Renouveau Victime de la désaffection des transports en commun dans les années 1960 et 1970, le trolleybus fut ensuite délaissé au profit du tramway, jugé plus séduisant par les politiques. Le renouvellement récent du parc de Limoges et l’extension du réseau de trolleybus Cristalis à Lyon sont-ils des signaux annonçant le retour du trolleybus en France?

L’ANNÉE 2011 verra-t-elle le retour en grâce du trolleybus en France? Outre la tenue d’une conférence sur ce sujet lors du 90e Congrès du bus committee de l’UITP à Cagliari en avril dernier, le contexte apparaît favorable après des décennies récessives malgré les efforts de certains constructeurs comme Irisbus pour redonner de l’attrait à cette solution technique. La crise budgétaire qui touche l’État et les collectivités territoriales conduit les autorités organisatrices à rechercher des solutions moins coûteuses et plus souples que le tramway. À cela se conjugue la recherche constante de moyens de transports “zéro émissions” (notamment dans les Zones d’action prioritaires pour l’air, ou Zapa) et la volonté de réduire les nuisances sonores en milieu urbain. Hormis le gaz naturel, aucune alternative n’existe aujourd’hui. Quant aux autobus hybrides, ils commencent tout juste à apparaître sur le marché, et présentent un surcoût non négligeable à l’investissement (entre 40 et 50 % par rapport à un autobus diesel). Quant à l’hydrogène, malgré les progrès annoncés sur la longévité des piles à combustible, la solution est encore loin d’être exploitable à grande échelle (absence de réseaux de production et de distribution d’hydrogène, problèmes de sécurité et de procédures d’homologation à harmoniser, coût des véhicules, etc). Hormis le tramway, quel autre moyen de transport en commun permet de circuler en ville en mode “zéro émission”, avec une baisse des émissions sonores allant de 10 à 15 dB, si ce n’est le trolleybus?

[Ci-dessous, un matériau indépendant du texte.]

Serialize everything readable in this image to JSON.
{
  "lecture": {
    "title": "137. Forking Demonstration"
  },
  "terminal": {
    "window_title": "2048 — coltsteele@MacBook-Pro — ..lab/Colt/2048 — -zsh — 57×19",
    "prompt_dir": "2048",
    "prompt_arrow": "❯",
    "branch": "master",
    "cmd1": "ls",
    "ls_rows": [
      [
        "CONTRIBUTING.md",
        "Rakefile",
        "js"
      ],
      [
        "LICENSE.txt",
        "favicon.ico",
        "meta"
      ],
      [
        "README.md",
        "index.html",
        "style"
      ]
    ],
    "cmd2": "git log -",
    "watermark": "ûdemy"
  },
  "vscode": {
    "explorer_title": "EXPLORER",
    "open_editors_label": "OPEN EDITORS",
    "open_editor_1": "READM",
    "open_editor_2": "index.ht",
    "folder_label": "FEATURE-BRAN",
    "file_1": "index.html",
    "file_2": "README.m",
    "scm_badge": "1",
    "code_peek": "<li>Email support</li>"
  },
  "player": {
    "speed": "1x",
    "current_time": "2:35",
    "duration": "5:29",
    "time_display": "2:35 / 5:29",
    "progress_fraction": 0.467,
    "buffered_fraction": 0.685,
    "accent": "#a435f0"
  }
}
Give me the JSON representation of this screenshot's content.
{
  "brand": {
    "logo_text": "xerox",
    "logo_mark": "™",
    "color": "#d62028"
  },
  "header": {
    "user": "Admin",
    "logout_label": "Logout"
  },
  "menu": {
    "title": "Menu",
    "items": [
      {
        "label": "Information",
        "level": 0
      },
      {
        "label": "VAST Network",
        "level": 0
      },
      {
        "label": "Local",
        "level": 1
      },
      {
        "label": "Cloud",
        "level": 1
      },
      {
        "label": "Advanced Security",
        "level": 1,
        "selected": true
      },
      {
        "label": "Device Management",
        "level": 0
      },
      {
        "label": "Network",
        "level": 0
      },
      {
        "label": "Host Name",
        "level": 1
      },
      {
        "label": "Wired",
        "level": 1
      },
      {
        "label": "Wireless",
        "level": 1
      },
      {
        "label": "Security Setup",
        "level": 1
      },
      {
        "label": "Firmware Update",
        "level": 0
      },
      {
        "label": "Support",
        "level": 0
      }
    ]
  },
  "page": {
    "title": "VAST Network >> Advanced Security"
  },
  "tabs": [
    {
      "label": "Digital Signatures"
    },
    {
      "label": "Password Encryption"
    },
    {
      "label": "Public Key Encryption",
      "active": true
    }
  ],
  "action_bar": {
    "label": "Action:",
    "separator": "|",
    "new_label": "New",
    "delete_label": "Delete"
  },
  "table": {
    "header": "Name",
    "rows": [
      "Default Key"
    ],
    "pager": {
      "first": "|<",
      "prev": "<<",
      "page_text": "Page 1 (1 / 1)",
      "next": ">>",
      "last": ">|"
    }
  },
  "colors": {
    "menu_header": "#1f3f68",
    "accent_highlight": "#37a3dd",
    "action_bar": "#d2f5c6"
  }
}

Un système encore bien établi

Cette solution est loin d’être marginale en Europe centrale et orientale avec 248 réseaux et 31 148 unités en circulation (source Sergey Korolkov, UITP 2011). L’Europe de l’Ouest comptant pour sa part 47 réseaux exploitants cette solution avec 1 893 véhicules, en particulier en Suisse et en Italie (15 réseaux chacune). Marginal en France, il n’a pas disparu. Dernièrement, Limoges Métropole a confirmé la commande de quatre véhicules articulés de 18,7 m de long de la marque helvétique Hess pour compléter son parc circulant. Un effectif de 31 véhicules qui aura été intégralement renouvelé en six ans. De son côté, le Sytral (131 trolleybus en exploitation) inaugure le 29 août la mise en service de la ligne C2 reliant le quartier d’affaires et la gare de la Part-Dieu à Rilleux-la-Pape, au nord-est de l’agglomération. Une création qui fait suite à l’ouverture en début d’année 2011 de la ligne C1. À ce jour, Limoges, Lyon et Saint-Étienne sont les dernières agglomérations à exploiter du trolleybus. Face au tramway, le trolleybus BHNS a des arguments techniques sérieux à faire valoir. On pense spontanément à la question de l’énergie. La dernière flambée du prix du gazole, seconde vague de hausses après la période 2007/2008, rend sensible la question du coût du gazole pour les transports. Laurent Senigout, directeur de l’exploitation Keolis Lyon (réseau TCL) tempère, “le trolleybus est un mode coûteux que ce soit à l’investissement ou à l’exploitation. On ne peut pas l’amortir, même sur une base de vingt ans. Même avec une exploitation de sept à huit ans plus longue qu’un bus classique, on n’est pas économiquement viable. Il faudrait que le gazole soit beaucoup plus cher. Le trolleybus est un mode intermédiaire qui a son avenir entre le bus et le tram. Il se pose en alternative davantage en terme d’environnement qu’en terme économique.” Malgré une facture énergétique au km compétitive (Zurich estime le coût moyen de l’alimentation de son réseau trolleybus à 3 kW/h au kilomètre quand EDF chiffre le coût énergie/km du trolleybus à des valeurs très proches de celui du tramway), ses avantages sont ailleurs. Par exemple, dans le silence de marche, en particulier dans les courbes. En effet, le ripage du roulement fer sur fer dans les courbes inférieures à 25 m de rayon génère d’inévitables crissements. C’est une gêne qui n’existe pas avec les pneumatiques. Mais ce n’est pas le seul atout.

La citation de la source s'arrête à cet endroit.